For processing tagged input, I would use the enumerator package.
import Data.Enumerator import Data.Enumerator.Binary (enumFile)
We use bytestrings
import Data.ByteString as BS
and IO
import Control.Monad.Trans (liftIO) import Control.Monad (mapM_) import System (getArgs)
Your main function might look like this:
main = do (filepath:_) <- getArgs let destination run_ $ enumFile filepath $$ writeFile (filepath ++ ".cpy")
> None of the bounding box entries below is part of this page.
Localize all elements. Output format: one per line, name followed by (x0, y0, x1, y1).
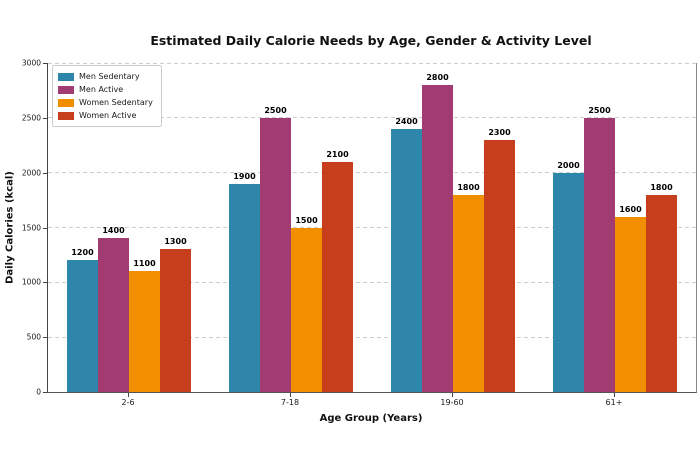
bar-61+-men-active (584, 117, 615, 392)
bar-2-6-women-sedentary (129, 271, 160, 392)
bar-value-label: 1800 (457, 182, 480, 192)
y-tick-mark (43, 392, 47, 393)
legend-swatch-icon (58, 98, 74, 107)
bar-value-label: 1100 (133, 259, 156, 269)
gridline-2000 (48, 172, 696, 174)
legend-swatch-icon (58, 111, 74, 120)
legend-item-women-active: Women Active (58, 109, 153, 122)
chart-title: Estimated Daily Calorie Needs by Age, Ge… (150, 33, 592, 48)
y-tick-label: 0 (36, 387, 41, 397)
legend-swatch-icon (58, 72, 74, 81)
legend-items: Men Sedentary Men Active Women Sedentary Wo… (58, 70, 153, 122)
legend-item-men-active: Men Active (58, 83, 153, 96)
legend-label: Men Active (79, 85, 124, 94)
y-tick-mark (43, 63, 47, 64)
y-tick-mark (43, 227, 47, 229)
y-tick-label: 2500 (21, 113, 41, 123)
bar-61+-men-sedentary (553, 172, 584, 392)
bar-value-label: 2000 (557, 160, 580, 170)
bar-61+-women-sedentary (615, 216, 646, 392)
x-tick-label-7-18: 7-18 (280, 398, 300, 407)
y-tick-label: 1000 (21, 277, 41, 287)
gridline-3000 (48, 62, 696, 64)
x-tick-label-61+: 61+ (605, 398, 623, 407)
bar-2-6-women-active (160, 249, 191, 392)
bar-value-label: 1200 (71, 248, 94, 258)
plot-area: 1200 1400 1100 1300 1900 2500 1500 2100 2400 2800… (47, 62, 697, 393)
x-tick-label-19-60: 19-60 (440, 398, 464, 407)
bar-19-60-women-active (484, 139, 515, 392)
bar-19-60-women-sedentary (453, 194, 484, 392)
y-tick-mark (43, 282, 47, 284)
legend-label: Women Active (79, 111, 137, 120)
bar-value-label: 2100 (326, 149, 349, 159)
x-tick-mark (452, 393, 453, 397)
y-tick-mark (43, 172, 47, 174)
bar-61+-women-active (646, 194, 677, 392)
bar-value-label: 2800 (426, 72, 449, 82)
bar-2-6-men-sedentary (67, 260, 98, 392)
gridline-2500 (48, 117, 696, 119)
bar-19-60-men-sedentary (391, 128, 422, 392)
bar-value-label: 2300 (488, 127, 511, 137)
legend-label: Women Sedentary (79, 98, 153, 107)
bar-value-label: 2500 (264, 105, 287, 115)
bar-value-label: 2400 (395, 116, 418, 126)
bar-value-label: 1800 (650, 182, 673, 192)
y-tick-mark (43, 337, 47, 339)
legend-swatch-icon (58, 85, 74, 94)
y-tick-label: 2000 (21, 168, 41, 178)
bar-value-label: 1500 (295, 215, 318, 225)
bar-value-label: 1400 (102, 226, 125, 236)
gridline-1000 (48, 281, 696, 283)
legend-item-women-sedentary: Women Sedentary (58, 96, 153, 109)
legend-item-men-sedentary: Men Sedentary (58, 70, 153, 83)
bar-value-label: 2500 (588, 105, 611, 115)
x-axis-label: Age Group (Years) (319, 413, 423, 424)
bar-7-18-men-sedentary (229, 183, 260, 392)
x-tick-mark (128, 393, 129, 397)
bar-value-label: 1300 (164, 237, 187, 247)
bar-value-label: 1600 (619, 204, 642, 214)
bar-7-18-men-active (260, 117, 291, 392)
bar-value-label: 1900 (233, 171, 256, 181)
x-tick-label-2-6: 2-6 (121, 398, 135, 407)
legend-label: Men Sedentary (79, 72, 140, 81)
legend: Men Sedentary Men Active Women Sedentary Wo… (52, 65, 162, 127)
bar-19-60-men-active (422, 84, 453, 392)
y-tick-label: 3000 (21, 58, 41, 68)
x-tick-mark (614, 393, 615, 397)
y-tick-label: 500 (26, 332, 41, 342)
gridline-500 (48, 336, 696, 338)
y-tick-mark (43, 117, 47, 119)
y-tick-label: 1500 (21, 223, 41, 232)
bar-2-6-men-active (98, 238, 129, 392)
bar-7-18-women-active (322, 161, 353, 392)
gridline-1500 (48, 227, 696, 228)
bar-7-18-women-sedentary (291, 227, 322, 392)
x-tick-mark (290, 393, 291, 397)
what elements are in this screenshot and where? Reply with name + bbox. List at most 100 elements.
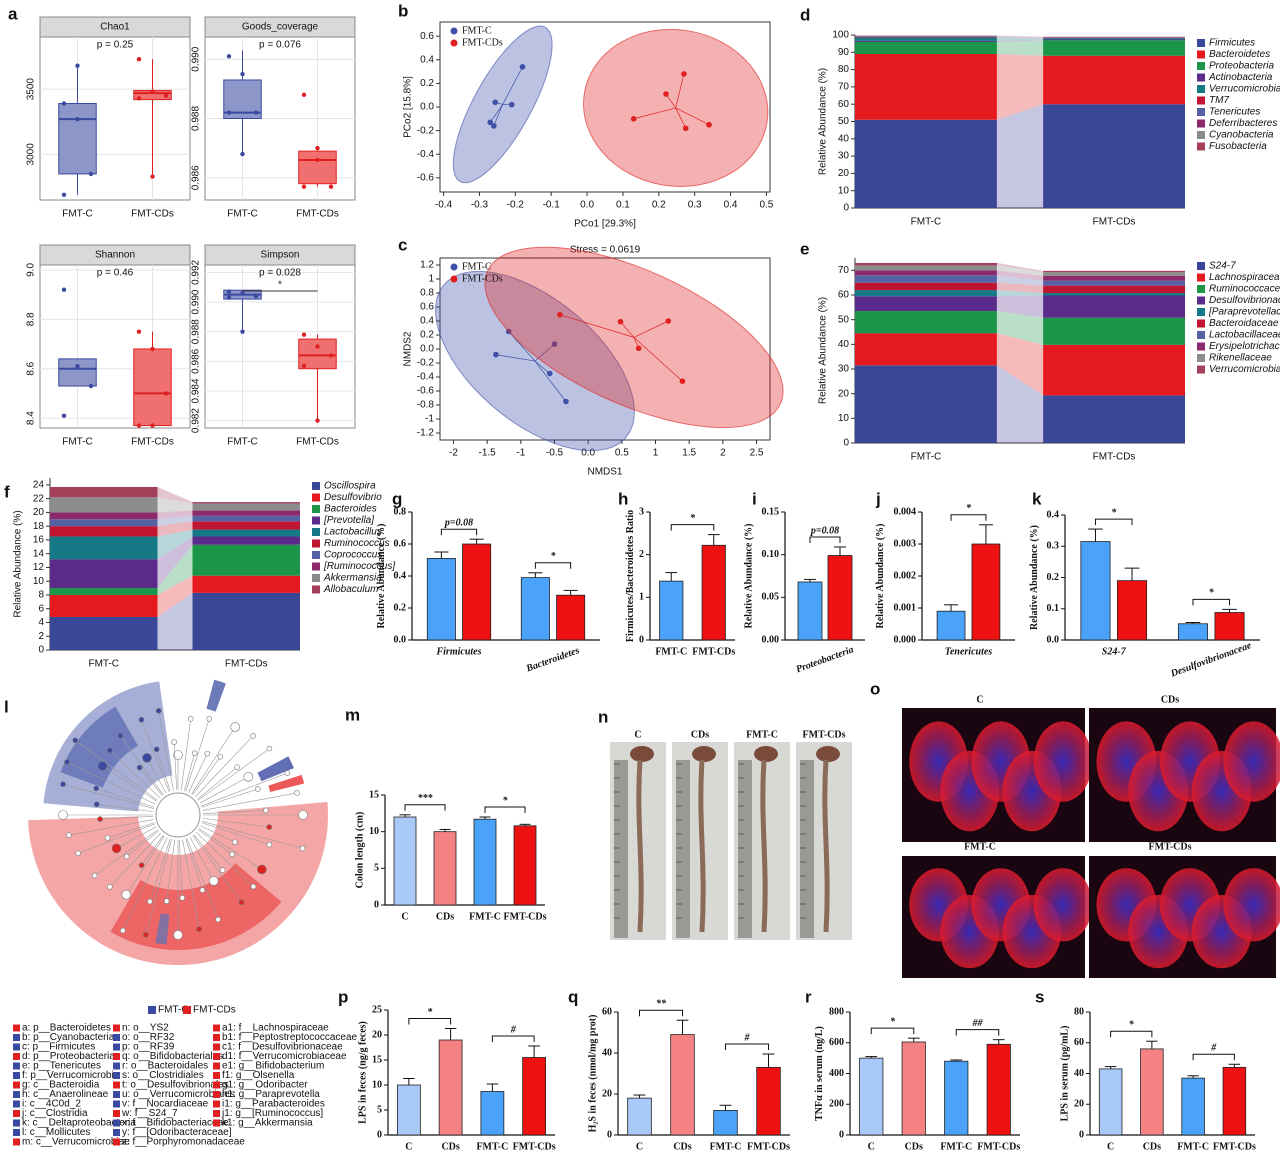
taxon-swatch [213,1024,220,1032]
clade-branch [77,823,155,854]
taxon-label: w: f__S24_7 [121,1108,178,1119]
clade-branch [66,761,156,805]
centroid-link [665,93,676,109]
clade-node [191,750,198,756]
legend-swatch [312,574,320,582]
photo-label: FMT-C [746,729,778,740]
y-tick-label: 0.990 [191,46,202,71]
bar-segment [50,519,158,527]
y-tick-label: 24 [33,480,45,491]
bracket [440,528,478,536]
panel-label: i [752,489,757,508]
y-tick-label: 0.988 [191,106,202,131]
panel-label: f [4,482,10,501]
panel-label: h [618,489,628,508]
clade-branch [192,756,221,795]
clade-node [72,737,79,744]
y-axis-label: Relative Abundance (%) [743,524,754,629]
clade-node [120,927,126,934]
bar-segment [855,41,997,55]
point [150,423,155,428]
x-tick-label: 0.0 [580,200,594,211]
bar-segment [50,594,158,617]
clade-sector [155,913,170,945]
y-tick-label: 25 [372,1004,382,1015]
legend-swatch [1197,96,1205,105]
clade-branch [194,735,254,798]
clade-node [107,747,113,754]
x-tick-label: FMT-CDs [747,1141,790,1152]
bar [1140,1048,1164,1136]
flow [157,544,193,595]
point [487,119,494,126]
point [61,287,67,292]
y-tick-label: 0.004 [894,506,917,517]
bar [936,610,966,641]
x-tick-label: C [405,1141,412,1152]
centroid-link [559,314,635,338]
y-tick-label: -0.6 [417,386,435,397]
legend-swatch [1197,108,1205,116]
x-tick-label: FMT-C [476,1141,508,1152]
bar-segment [855,275,997,283]
x-tick-label: FMT-CDs [131,209,174,220]
point [682,125,689,132]
y-tick-label: 0.6 [420,302,434,313]
bar [393,816,417,906]
subtitle: Stress = 0.0619 [570,245,641,256]
clade-node [138,862,145,868]
clade-node [294,790,300,796]
y-tick-label: 40 [1074,1068,1084,1079]
legend-label: Bacteroidaceae [1209,318,1279,329]
y-tick-label: 0.4 [1047,509,1060,520]
bracket [534,562,572,569]
panel-title: Goods_coverage [242,22,319,33]
bar [522,1057,547,1136]
y-tick-label: -0.4 [417,372,435,383]
annotation: p = 0.028 [259,268,301,279]
y-tick-label: -0.2 [417,125,435,136]
point [75,116,80,122]
bar [627,1097,652,1136]
y-tick-label: 3500 [26,78,37,101]
bar-segment [855,36,997,37]
annotation: * [890,1016,896,1027]
clade-branch [188,753,208,793]
taxon-swatch [13,1110,20,1117]
clade-branch [139,767,163,796]
taxon-swatch [13,1091,20,1098]
clade-node [229,851,236,858]
x-tick-label: FMT-CDs [131,437,174,448]
centroid-link [633,107,676,120]
y-axis-label: PCo2 [15.8%] [403,76,414,138]
colon [636,759,644,933]
flow [996,311,1044,345]
x-tick-label: FMT-C [710,1141,742,1152]
legend-swatch [1197,296,1205,305]
x-tick-label: FMT-CDs [225,659,268,670]
bar-segment [1043,272,1185,276]
annotation: p = 0.25 [97,40,134,51]
box [133,348,172,427]
x-tick-label: FMT-CDs [513,1141,556,1152]
x-tick-label: C [401,911,408,922]
clade-branch [198,748,270,801]
taxon-swatch [113,1138,120,1146]
annotation: * [690,513,696,524]
clade-node [143,931,149,938]
clade-sector [257,756,294,782]
bar [713,1110,738,1136]
x-tick-label: FMT-C [911,452,942,463]
y-tick-label: 12 [33,562,45,573]
flow [157,515,193,527]
clade-node [60,781,66,788]
x-tick-label: CDs [905,1141,923,1152]
y-tick-label: 22 [33,493,45,504]
clade-branch [166,839,176,902]
y-tick-label: 8.8 [26,312,37,326]
centroid-link [495,354,536,362]
y-tick-label: 8.4 [26,411,37,425]
bar-segment [855,119,997,208]
y-tick-label: 0.992 [191,259,202,284]
y-tick-label: 0.10 [762,549,780,560]
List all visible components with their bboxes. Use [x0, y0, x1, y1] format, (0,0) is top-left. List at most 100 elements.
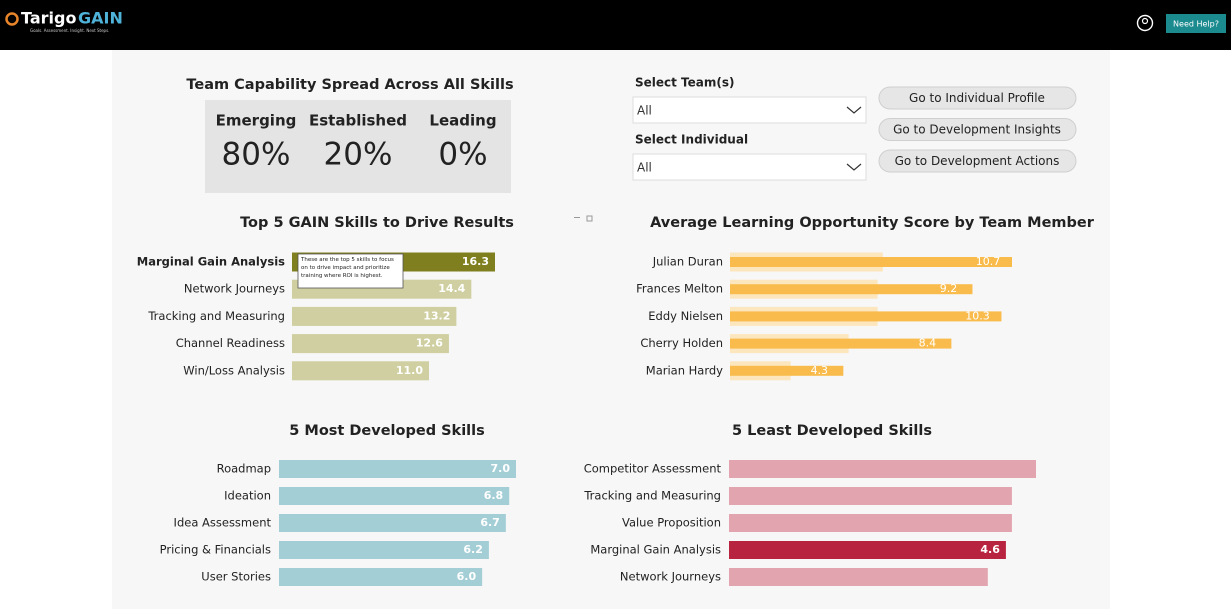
focus-icon[interactable] — [586, 215, 593, 222]
level-value: 80% — [222, 137, 291, 173]
bar — [729, 514, 1012, 532]
category-label: Marian Hardy — [646, 363, 723, 377]
nav-button-label[interactable]: Go to Development Insights — [893, 123, 1061, 137]
category-label: Eddy Nielsen — [648, 309, 723, 323]
nav-button-label[interactable]: Go to Individual Profile — [909, 91, 1045, 105]
level-label: Emerging — [216, 112, 297, 130]
category-label: Network Journeys — [184, 282, 285, 296]
level-label: Established — [309, 112, 407, 130]
value-label: 8.4 — [919, 337, 937, 350]
category-label: Network Journeys — [620, 570, 721, 584]
bar — [730, 365, 844, 376]
category-label: Competitor Assessment — [584, 462, 722, 476]
bar — [730, 257, 1012, 267]
bar — [729, 487, 1012, 505]
capability-box — [205, 100, 511, 193]
tooltip: These are the top 5 skills to focus on t… — [297, 253, 404, 289]
category-label: Channel Readiness — [176, 336, 285, 350]
category-label: Cherry Holden — [640, 336, 723, 350]
dropdown-chevron — [846, 106, 862, 114]
dropdown-box — [632, 96, 867, 124]
category-label: Idea Assessment — [174, 516, 272, 530]
help-button-label[interactable]: Need Help? — [1173, 20, 1219, 29]
nav-button-bg[interactable] — [878, 118, 1077, 141]
chart-title: Top 5 GAIN Skills to Drive Results — [240, 215, 514, 231]
level-label: Leading — [429, 112, 496, 130]
logo-ring — [5, 12, 19, 26]
chart-title: 5 Most Developed Skills — [289, 423, 485, 439]
filter-label: Select Team(s) — [635, 76, 735, 90]
value-label: 9.2 — [940, 282, 958, 295]
category-label: Tracking and Measuring — [147, 309, 285, 323]
value-label: 12.6 — [416, 337, 443, 350]
logo-brand: Tarigo — [21, 9, 76, 28]
dropdown-value[interactable]: All — [637, 161, 652, 175]
category-label: User Stories — [201, 570, 271, 584]
category-label: Julian Duran — [652, 255, 723, 269]
category-label: Win/Loss Analysis — [183, 363, 285, 377]
nav-button-label[interactable]: Go to Development Actions — [895, 154, 1060, 168]
chart-title: 5 Least Developed Skills — [732, 423, 932, 439]
bar — [729, 541, 1006, 559]
help-button[interactable]: Need Help? — [1166, 14, 1226, 33]
visual-icons — [574, 215, 593, 222]
value-label: 4.3 — [811, 364, 829, 377]
bar — [292, 306, 457, 326]
value-label: 6.8 — [484, 489, 504, 502]
category-label: Marginal Gain Analysis — [590, 543, 721, 557]
filter-label: Select Individual — [635, 133, 748, 147]
bar — [279, 568, 483, 586]
category-label: Frances Melton — [636, 282, 723, 296]
tooltip-box — [297, 253, 404, 289]
bar — [729, 568, 988, 586]
nav-button[interactable]: Go to Development Insights — [878, 118, 1077, 141]
tooltip-text: These are the top 5 skills to focus on t… — [301, 257, 394, 279]
category-label: Tracking and Measuring — [583, 489, 721, 503]
bar — [279, 541, 489, 559]
user-icon[interactable] — [1136, 14, 1154, 32]
value-label: 6.2 — [463, 543, 483, 556]
bar — [279, 487, 510, 505]
dropdown-value[interactable]: All — [637, 104, 652, 118]
category-label: Pricing & Financials — [160, 543, 271, 557]
logo-product: GAIN — [78, 9, 123, 28]
value-label: 16.3 — [462, 255, 489, 268]
dropdown-chevron — [846, 163, 862, 171]
bar — [730, 284, 973, 295]
category-label: Roadmap — [217, 462, 271, 476]
nav-button-bg[interactable] — [878, 149, 1077, 173]
dropdown[interactable]: All — [632, 153, 867, 181]
bar — [730, 338, 952, 349]
value-label: 14.4 — [438, 282, 465, 295]
bar — [292, 361, 429, 381]
value-label: 6.0 — [457, 570, 477, 583]
capability-title: Team Capability Spread Across All Skills — [186, 77, 513, 93]
value-label: 10.7 — [976, 255, 1001, 268]
bar — [292, 334, 449, 354]
value-label: 11.0 — [396, 364, 423, 377]
level-value: 20% — [324, 137, 393, 173]
category-label: Marginal Gain Analysis — [137, 255, 285, 269]
nav-button-bg[interactable] — [878, 86, 1077, 110]
bar — [279, 514, 506, 532]
category-label: Value Proposition — [622, 516, 721, 530]
nav-button[interactable]: Go to Individual Profile — [878, 86, 1077, 110]
category-label: Ideation — [224, 489, 271, 503]
bar — [729, 460, 1036, 478]
value-label: 13.2 — [423, 309, 450, 322]
value-label: 10.3 — [965, 309, 990, 322]
logo-tagline: Goals. Assessment. Insight. Next Steps. — [30, 28, 109, 33]
value-label: 7.0 — [491, 462, 511, 475]
filter-icon[interactable] — [574, 217, 580, 218]
help-button-bg — [1166, 14, 1226, 33]
nav-button[interactable]: Go to Development Actions — [878, 149, 1077, 173]
dropdown[interactable]: All — [632, 96, 867, 124]
tooltip-body: These are the top 5 skills to focus on t… — [301, 257, 394, 279]
bar — [730, 311, 1002, 322]
header-bar — [0, 0, 1231, 50]
level-value: 0% — [438, 137, 487, 173]
bar — [279, 460, 516, 478]
value-label: 6.7 — [480, 516, 500, 529]
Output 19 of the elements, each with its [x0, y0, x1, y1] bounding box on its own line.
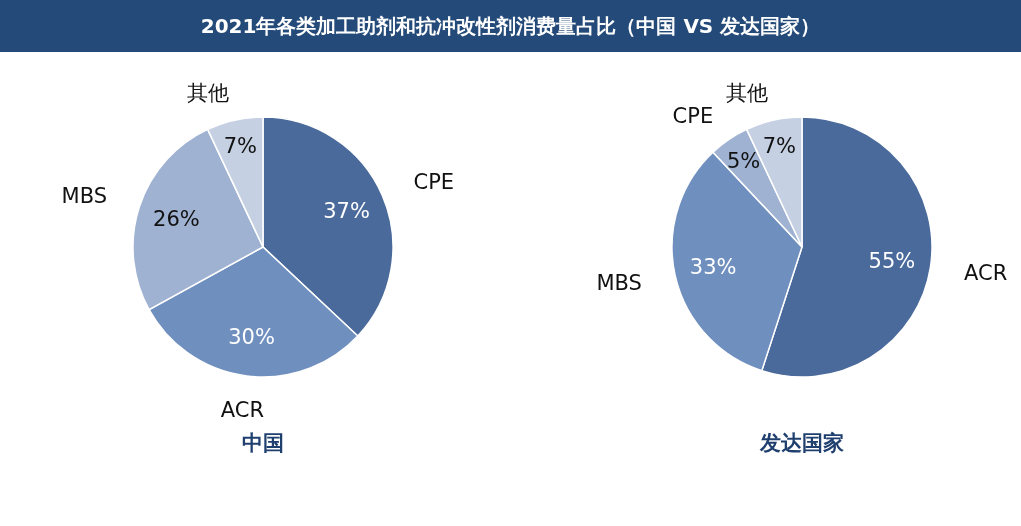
- data-label: 33%: [689, 254, 737, 279]
- text: 发达国家: [759, 431, 844, 455]
- slice-label: 其他: [186, 80, 229, 105]
- slice-label: CPE: [672, 104, 714, 129]
- data-label: 55%: [868, 249, 916, 274]
- slice-label: MBS: [61, 184, 108, 209]
- text: 2021年各类加工助剂和抗冲改性剂消费量占比（中国 VS 发达国家）: [200, 14, 821, 38]
- slice-label: MBS: [596, 270, 642, 295]
- data-label: 37%: [323, 198, 370, 223]
- data-label: 30%: [228, 325, 275, 350]
- data-label: 7%: [223, 133, 257, 158]
- text: 中国: [242, 431, 284, 455]
- slice-label: 其他: [725, 80, 768, 105]
- data-label: 5%: [726, 148, 761, 173]
- data-label: 26%: [153, 206, 200, 231]
- slice-label: ACR: [220, 397, 265, 422]
- data-label: 7%: [762, 133, 796, 158]
- slice-label: ACR: [963, 260, 1008, 285]
- slice-label: CPE: [413, 169, 455, 194]
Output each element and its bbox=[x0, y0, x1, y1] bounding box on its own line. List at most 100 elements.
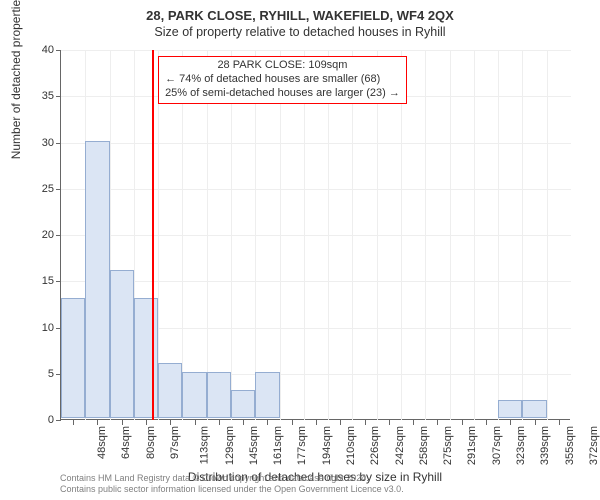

enumFile reads 4096 bytes per piece and passes them to writeFile, which writes it.
enumWrite is defined as:
enumWrite :: FilePath -> Iteratee BS.ByteString IO () enumWrite filepath = do liftIO (BS.writeFile filepath BS.empty) -- ensure the destination is empty continue step where step (Chunks xs) = do liftIO (mapM_ (BS.appendFile filepath) xs) continue step step EOF = yield () EOF
As you can see, the step function takes pieces of bytestrings and adds them to the destination file. These pieces are of type Stream BS.Bytestring, where Stream is defined as:
data Stream a = Chunks [a] | EOF
In step EOF completes, yielding ().
To do a more detailed reading, I personally recommend Michael Snoymans tutorial
Figures
$ time ./TestCopy 5MB ./TestCopy 5MB 2,91s user 0,32s system 96% cpu 3,356 total $ time ./TestCopy2 5MB ./TestCopy2 5MB 0,04s user 0,03s system 93% cpu 0,075 total
It has completely improved. Now, to realize your fold, you probably want to write Enumeratee, which is used to convert the input stream. Fortunately, there is already a display function defined in the enumerator package that can be changed for your needs, i.e. It can be changed to transfer state.
On the construction of an intermediate result
You build the wordList in reverse order and then change it. I think difference lists work better because appends only accept O (1) time due to the fact that adding is only a function. I'm not sure they take up more space. Here is an approximate sketch of difference lists:
type DList a = [a] -> [a] emptyList :: DList a emptyList = id snoc :: DList a -> a -> DList a snoc dlist a = dlist . (a:) toList :: DList a -> [a] toList dlist = dlist []
This answer is probably no longer needed, but I added it for completeness.